We think there is a risk of corruption, where officials of departmental agencies effectively will be directly or indirectly leaned on. Even if officials are not directly leaned on there will be pressure to go down the path of least resistance, the path of administrative convenience, to issue the much smaller on-the-spot fines as opposed to prosecuting in a court of law. Certainly, the pressure to do that would be too great over time. These regulations come at a time when the Government seeks to introduce measures to crack down on those engaging—
The Hon. ADAM SEARLE: As I indicated earlier, Labor does not oppose an administrative regime of penalty notices. We have moved these targeted disallowances to the regulations because there was not adequate public consultation about the appropriate level for each set of money fines. In relation to the most serious offences, the gap between the minimum and maximum in money penalties able to be applied administratively is too great. The gap is so great that it would create a corruption risk or certainly an administrative inconvenience risk to the point where, along the path of least resistance, enforcement will occur mainly at the lower end.
These regulations are being introduced at the same time as the Government is moving to promulgate laws to crack down on legitimate and peaceful protests. There is a risk of giving the community the impression that the Government is the political arm of the mining and the coal seam gas industries. On the one hand, it is cracking down on inconvenient public protests; on the other hand, it is going easy on the enforcement of law in relation to the mining industry. It would be most outrageous if the Government were perceived as the political wing of the mining and CSG industries. I certainly hope that is not the intention, but that is the impression this Government is giving through its collective actions.
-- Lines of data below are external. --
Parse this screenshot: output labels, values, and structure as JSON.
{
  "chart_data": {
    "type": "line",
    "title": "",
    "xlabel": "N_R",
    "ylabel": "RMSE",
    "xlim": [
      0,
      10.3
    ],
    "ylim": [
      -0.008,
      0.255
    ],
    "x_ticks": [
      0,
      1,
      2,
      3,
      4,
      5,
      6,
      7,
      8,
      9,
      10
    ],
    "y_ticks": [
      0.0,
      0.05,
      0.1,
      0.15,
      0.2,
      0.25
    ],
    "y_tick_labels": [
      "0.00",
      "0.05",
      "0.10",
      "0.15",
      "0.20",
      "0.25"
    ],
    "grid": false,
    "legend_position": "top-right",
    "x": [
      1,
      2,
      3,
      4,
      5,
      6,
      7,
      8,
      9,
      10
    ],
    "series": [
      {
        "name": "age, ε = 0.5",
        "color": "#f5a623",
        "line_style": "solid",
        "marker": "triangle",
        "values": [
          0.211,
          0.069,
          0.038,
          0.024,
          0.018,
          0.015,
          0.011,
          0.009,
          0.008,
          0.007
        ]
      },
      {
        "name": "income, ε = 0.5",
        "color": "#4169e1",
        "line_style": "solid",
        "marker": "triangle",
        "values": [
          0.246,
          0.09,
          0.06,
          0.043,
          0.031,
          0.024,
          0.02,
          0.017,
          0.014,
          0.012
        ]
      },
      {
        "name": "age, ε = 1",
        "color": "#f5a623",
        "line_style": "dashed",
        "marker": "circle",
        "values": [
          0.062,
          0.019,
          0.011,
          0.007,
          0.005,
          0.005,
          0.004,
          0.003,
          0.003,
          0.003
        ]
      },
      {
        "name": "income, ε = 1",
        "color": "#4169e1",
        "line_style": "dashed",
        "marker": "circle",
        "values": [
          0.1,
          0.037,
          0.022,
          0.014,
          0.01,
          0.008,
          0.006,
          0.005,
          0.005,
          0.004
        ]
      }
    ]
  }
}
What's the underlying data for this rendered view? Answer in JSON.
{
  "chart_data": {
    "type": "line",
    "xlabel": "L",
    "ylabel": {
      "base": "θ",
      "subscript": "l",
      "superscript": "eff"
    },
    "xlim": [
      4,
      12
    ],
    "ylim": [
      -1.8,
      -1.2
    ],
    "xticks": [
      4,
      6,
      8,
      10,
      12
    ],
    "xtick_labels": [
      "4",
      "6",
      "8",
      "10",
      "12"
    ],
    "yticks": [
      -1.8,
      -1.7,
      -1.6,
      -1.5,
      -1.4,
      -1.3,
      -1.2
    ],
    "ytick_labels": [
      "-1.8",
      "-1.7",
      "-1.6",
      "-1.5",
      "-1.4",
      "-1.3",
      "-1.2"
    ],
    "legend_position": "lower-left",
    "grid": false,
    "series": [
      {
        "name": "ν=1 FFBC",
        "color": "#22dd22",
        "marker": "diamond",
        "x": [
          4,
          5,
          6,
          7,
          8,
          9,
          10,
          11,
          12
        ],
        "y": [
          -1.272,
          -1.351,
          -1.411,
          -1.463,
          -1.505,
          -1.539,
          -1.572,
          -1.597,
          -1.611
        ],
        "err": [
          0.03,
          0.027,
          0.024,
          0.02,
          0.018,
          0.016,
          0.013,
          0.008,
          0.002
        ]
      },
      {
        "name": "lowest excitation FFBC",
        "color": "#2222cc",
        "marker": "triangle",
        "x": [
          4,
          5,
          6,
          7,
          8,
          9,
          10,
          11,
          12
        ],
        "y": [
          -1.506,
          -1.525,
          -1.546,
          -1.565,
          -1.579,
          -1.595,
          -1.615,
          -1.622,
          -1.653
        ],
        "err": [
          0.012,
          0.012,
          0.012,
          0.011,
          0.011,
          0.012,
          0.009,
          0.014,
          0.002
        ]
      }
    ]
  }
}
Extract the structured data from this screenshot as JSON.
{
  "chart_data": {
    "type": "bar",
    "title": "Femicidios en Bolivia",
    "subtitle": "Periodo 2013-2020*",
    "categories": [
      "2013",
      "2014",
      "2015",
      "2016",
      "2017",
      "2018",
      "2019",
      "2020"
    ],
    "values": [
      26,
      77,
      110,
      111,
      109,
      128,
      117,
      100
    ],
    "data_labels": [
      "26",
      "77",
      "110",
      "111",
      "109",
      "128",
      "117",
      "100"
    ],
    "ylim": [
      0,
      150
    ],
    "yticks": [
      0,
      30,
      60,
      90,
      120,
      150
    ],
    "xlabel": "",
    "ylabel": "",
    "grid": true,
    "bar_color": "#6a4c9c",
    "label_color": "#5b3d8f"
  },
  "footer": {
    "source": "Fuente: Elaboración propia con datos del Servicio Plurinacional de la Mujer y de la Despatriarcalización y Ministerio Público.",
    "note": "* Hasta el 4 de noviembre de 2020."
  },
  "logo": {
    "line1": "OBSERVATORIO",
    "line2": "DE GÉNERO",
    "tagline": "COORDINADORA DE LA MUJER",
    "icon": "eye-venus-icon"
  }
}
To assist the Government out of its difficulties and to restore public confidence in government and the administration of justice in this State, Labor has sought to introduce these targeted disallowances. If these disallowance motions succeed, the Government can go back to the drawing board and consult widely, not only with industry stakeholders but also with the broader community about the content of an appropriate penalty notice regime for all extractive industries in this State, including mining and coal seam gas. We earnestly ask all members to vote for these disallowance motions.